TÜRKİYE BÜYÜK MİLLET MECLİSİ BAŞKANLIĞINA

İlgi :14.04.2009 tarihli ve A.01.0.GNS.0.10.00.02-12454 sayılı yazı.
İstanbul Milletvekili Sayın Ufuk URAS’ın, ‘‘Trakya Üniversitesinde basın açıklamasına katılan bazı öğrenciler hakkında soruşturma açılmasına ilişkin ’’ İlgi yazı eki 7/7450 esas numaralı yazılı soru önergesi incelenmiştir.
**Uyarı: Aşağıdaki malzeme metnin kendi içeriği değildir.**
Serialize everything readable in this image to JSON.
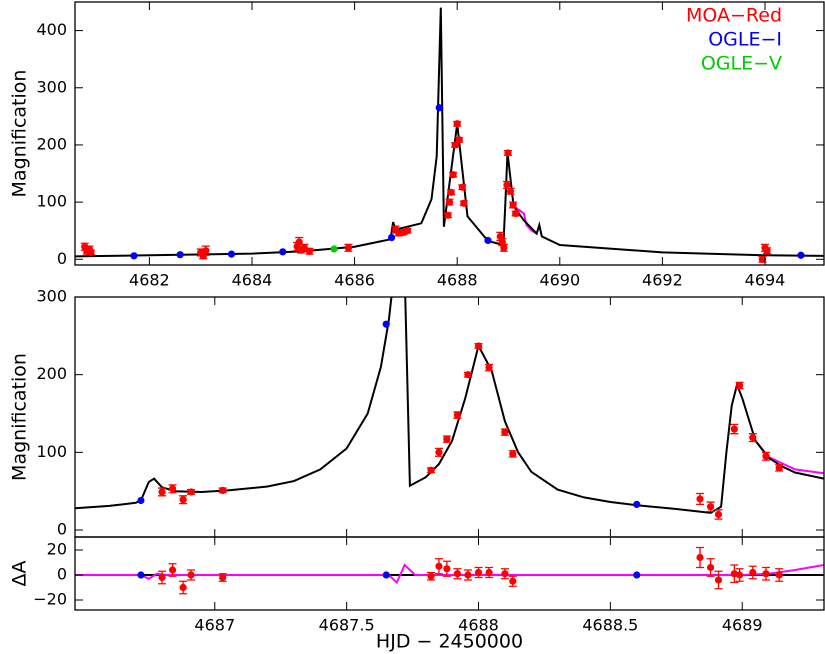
{
  "chart_data": [
    {
      "type": "scatter",
      "y_label": "Magnification",
      "xlim": [
        4680.55,
        4695.15
      ],
      "xticks": [
        4682,
        4684,
        4686,
        4688,
        4690,
        4692,
        4694
      ],
      "xtick_labels": true,
      "ylim": [
        -10,
        450
      ],
      "yticks": [
        0,
        100,
        200,
        300,
        400
      ],
      "legend": "upper right",
      "series": [
        {
          "type": "line",
          "color": "#ff00ff",
          "x": [
            4689.1,
            4689.3,
            4689.35,
            4689.45,
            4689.55
          ],
          "values": [
            93,
            80,
            60,
            50,
            45
          ]
        },
        {
          "type": "line",
          "color": "#000000",
          "x": [
            4680.55,
            4682,
            4684,
            4685,
            4686,
            4686.7,
            4686.75,
            4686.8,
            4687.3,
            4687.5,
            4687.6,
            4687.68,
            4687.74,
            4688.0,
            4688.2,
            4688.6,
            4688.9,
            4688.94,
            4688.98,
            4689.1,
            4689.3,
            4689.55,
            4689.6,
            4689.65,
            4690,
            4692,
            4694,
            4695.15
          ],
          "values": [
            5,
            7,
            10,
            14,
            22,
            35,
            65,
            52,
            63,
            105,
            180,
            440,
            57,
            237,
            75,
            32,
            25,
            100,
            187,
            93,
            68,
            45,
            60,
            40,
            25,
            12,
            7,
            6
          ]
        },
        {
          "name": "MOA−Red",
          "color": "#ff0000",
          "x": [
            4680.74,
            4680.78,
            4680.83,
            4680.86,
            4683.0,
            4683.05,
            4683.1,
            4684.88,
            4684.92,
            4684.96,
            4685.02,
            4685.12,
            4685.88,
            4686.8,
            4686.86,
            4686.95,
            4687.03,
            4687.82,
            4687.85,
            4687.88,
            4687.92,
            4687.96,
            4688.0,
            4688.04,
            4688.1,
            4688.13,
            4688.84,
            4688.88,
            4688.91,
            4688.97,
            4688.99,
            4689.04,
            4689.09,
            4689.14,
            4693.95,
            4694.0,
            4694.04
          ],
          "values": [
            22,
            14,
            18,
            12,
            12,
            6,
            15,
            22,
            30,
            16,
            20,
            14,
            20,
            52,
            46,
            47,
            50,
            77,
            100,
            117,
            148,
            200,
            237,
            209,
            126,
            98,
            40,
            30,
            20,
            130,
            186,
            119,
            95,
            80,
            0,
            20,
            15
          ],
          "errors": [
            6,
            5,
            5,
            4,
            6,
            5,
            8,
            7,
            8,
            5,
            6,
            5,
            6,
            6,
            5,
            4,
            4,
            4,
            5,
            4,
            4,
            4,
            4,
            4,
            4,
            4,
            7,
            6,
            6,
            6,
            4,
            5,
            5,
            4,
            5,
            6,
            5
          ]
        },
        {
          "name": "OGLE−I",
          "color": "#0000ff",
          "x": [
            4681.7,
            4682.6,
            4683.6,
            4684.6,
            4686.72,
            4687.65,
            4688.6,
            4694.7
          ],
          "values": [
            6,
            8,
            9,
            13,
            38,
            265,
            33,
            7
          ]
        },
        {
          "name": "OGLE−V",
          "color": "#00cc00",
          "x": [
            4685.6
          ],
          "values": [
            18
          ]
        }
      ]
    },
    {
      "type": "scatter",
      "y_label": "Magnification",
      "xlim": [
        4686.47,
        4689.31
      ],
      "xticks": [
        4687,
        4687.5,
        4688,
        4688.5,
        4689
      ],
      "xtick_labels": false,
      "ylim": [
        -9,
        300
      ],
      "yticks": [
        0,
        100,
        200,
        300
      ],
      "series": [
        {
          "type": "line",
          "color": "#ff00ff",
          "x": [
            4689.05,
            4689.1,
            4689.2,
            4689.31
          ],
          "values": [
            115,
            94,
            78,
            73
          ]
        },
        {
          "type": "line",
          "color": "#000000",
          "x": [
            4686.47,
            4686.6,
            4686.7,
            4686.72,
            4686.75,
            4686.77,
            4686.8,
            4686.85,
            4686.95,
            4687.05,
            4687.2,
            4687.3,
            4687.4,
            4687.5,
            4687.58,
            4687.63,
            4687.66,
            4687.68,
            4687.72,
            4687.74,
            4687.8,
            4687.85,
            4687.9,
            4687.95,
            4688.0,
            4688.05,
            4688.1,
            4688.15,
            4688.2,
            4688.3,
            4688.4,
            4688.5,
            4688.6,
            4688.75,
            4688.88,
            4688.92,
            4688.94,
            4688.96,
            4688.98,
            4689.0,
            4689.05,
            4689.1,
            4689.15,
            4689.2,
            4689.31
          ],
          "values": [
            28,
            31,
            35,
            38,
            62,
            66,
            55,
            50,
            49,
            51,
            56,
            63,
            78,
            105,
            150,
            210,
            270,
            330,
            330,
            57,
            68,
            85,
            115,
            170,
            237,
            205,
            140,
            100,
            75,
            52,
            42,
            36,
            32,
            27,
            22,
            30,
            100,
            160,
            187,
            170,
            115,
            93,
            82,
            74,
            66
          ]
        },
        {
          "color": "#ff0000",
          "x": [
            4686.8,
            4686.84,
            4686.88,
            4686.91,
            4687.03,
            4687.82,
            4687.85,
            4687.88,
            4687.92,
            4687.96,
            4688.0,
            4688.04,
            4688.1,
            4688.13,
            4688.84,
            4688.88,
            4688.91,
            4688.97,
            4688.99,
            4689.04,
            4689.09,
            4689.14
          ],
          "values": [
            49,
            53,
            39,
            49,
            51,
            77,
            100,
            117,
            148,
            200,
            237,
            209,
            126,
            98,
            40,
            30,
            20,
            130,
            186,
            119,
            95,
            80
          ],
          "errors": [
            5,
            5,
            5,
            3,
            3,
            3,
            5,
            4,
            4,
            3,
            3,
            4,
            4,
            4,
            7,
            6,
            6,
            6,
            4,
            5,
            5,
            4
          ]
        },
        {
          "color": "#0000ff",
          "x": [
            4686.72,
            4687.65,
            4688.6
          ],
          "values": [
            38,
            265,
            33
          ]
        }
      ]
    },
    {
      "type": "scatter",
      "y_label": "ΔA",
      "x_label": "HJD − 2450000",
      "xlim": [
        4686.47,
        4689.31
      ],
      "xticks": [
        4687,
        4687.5,
        4688,
        4688.5,
        4689
      ],
      "xtick_labels": true,
      "ylim": [
        -28,
        30.4
      ],
      "yticks": [
        20,
        0,
        {
          "value": -20,
          "label": "−20"
        }
      ],
      "series": [
        {
          "type": "line",
          "color": "#000000",
          "x": [
            4686.47,
            4689.31
          ],
          "values": [
            0,
            0
          ]
        },
        {
          "type": "line",
          "color": "#ff00ff",
          "x": [
            4686.47,
            4686.72,
            4686.75,
            4686.78,
            4686.82,
            4686.9,
            4687.6,
            4687.66,
            4687.69,
            4687.72,
            4687.76,
            4687.85,
            4689.0,
            4689.1,
            4689.2,
            4689.31
          ],
          "values": [
            0,
            0,
            -3,
            1,
            0,
            0,
            0,
            0,
            -6,
            8,
            0,
            0,
            0,
            1,
            4,
            8
          ]
        },
        {
          "color": "#ff0000",
          "x": [
            4686.8,
            4686.84,
            4686.88,
            4686.91,
            4687.03,
            4687.82,
            4687.85,
            4687.88,
            4687.92,
            4687.96,
            4688.0,
            4688.04,
            4688.1,
            4688.13,
            4688.84,
            4688.88,
            4688.91,
            4688.97,
            4688.99,
            4689.04,
            4689.09,
            4689.14
          ],
          "values": [
            -2,
            4,
            -10,
            0,
            -2,
            -1,
            7,
            5,
            1,
            0,
            2,
            2,
            1,
            -5,
            14,
            6,
            -4,
            1,
            0,
            2,
            1,
            0
          ],
          "errors": [
            5,
            5,
            5,
            4,
            3,
            3,
            6,
            6,
            4,
            4,
            4,
            4,
            4,
            4,
            8,
            7,
            7,
            7,
            5,
            5,
            5,
            5
          ]
        },
        {
          "color": "#0000ff",
          "x": [
            4686.72,
            4687.65,
            4688.6
          ],
          "values": [
            0,
            0,
            0
          ]
        }
      ]
    }
  ]
}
1-2-3. Konuya ilişkin olarak Yükseköğretim Kurulu Başkanlığınca, 24.06.2009 tarihli ve B.30.0.EÖB.0.00.00.03.08.05-2815-18503 sayılı yazısı eki Trakya Üniversitesi Rektörlüğünün 08.06.2009 tarihli ve B.30.2.TRK.0.70.61.00/450-10462 sayılı yazısıyla;

a) 05.11.2008 tarihinde slogan atarak basın bildirisi yapan öğrenci grubu hakkında, mensubu bulundukları okulların yönetimlerinden Eğitim Fakültesi Dekanlığı ile Teknik Bilimler Meslek Yüksekokulu ve Kırkpınar Beden Eğitimi ve Spor Yüksekokulunun olayın yerleşke içerisinde gerçekleştiğini göz önüne alarak, ilgili öğrencileri hakkında Yükseköğretim Kurumları Öğrenci Disiplin Yönetmeliği uyarınca soruşturma yaptıkları,

b)Yükseköğretim Kurumları Öğrenci Disiplin Yönetmeliğine göre, yükseköğretim kurumuna ait kapalı ve açık mahallerde yetkililerden izin almadan toplantılar düzenlemek veya bu tür toplantılara katılmanın disiplin suçu sayıldığı,

c) Teknik Bilimler Meslek Yüksekokulundan olaya katılan öğrencinin bir ay uzaklaştırma cezası ile Kırkpınar Beden Eğitimi ve Spor Yüksekokulundan olaya katılan öğrencinin uyarma cezası ile tecziye edildikleri, aldıkları bu cezalara karşı idari yargıya başvurdukları, Eğitim Fakültesinden olaya katılan on öğrenciden dokuzunun iki yarıyıl uzaklaştırma cezası, bir öğrencinin ise olaydan nedamet duymaması ve daha önceden disiplin cezası bulunması nedeniyle çıkarma cezası ile tecziye edildikleri, ancak bu öğrencilerin Edirne İdare Mahkemesinde açtıkları iptal davası ile işlem hakkında Mahkemece verilen "Yürütmenin Durdurulması" kararı ile eğitimlerine devam ettikleri ve haklarında her türlü telafi sınav ve sair işlemlerin tesis edildiği beyan edilmektedir.

Bilgilerinize arz ederim.

Nimet ÇUBUKÇU
Milli Eğitim Bakanı

DAĞITIM:
Gereği: TBMM Başkanlığına

Bilgi: Başbakanlığa
----------------------------------------------------------

TÜRKİYE BÜYÜK MİLLET MECLİSİ BAŞKANLIĞINA

Aşağıdaki sorumun Milli Eğitim Bakanı Sayın Hüseyin ÇELİK tarafından yazılı olarak yanıtlanmasını saygılarımla arz ederim. 25.03.2009

Ufuk URAS İstanbul Milletvekili

5 Kasım 2008 tarihinde Trakya Üniversitesi Güllapoğlu Yerleşkesi’nde, 6 Kasım YÖK’ün kuruluş yıldönümü gerekçesiyle, Trakya Üniversitesi öğrencileri bir basın açıklaması düzenlemiştir.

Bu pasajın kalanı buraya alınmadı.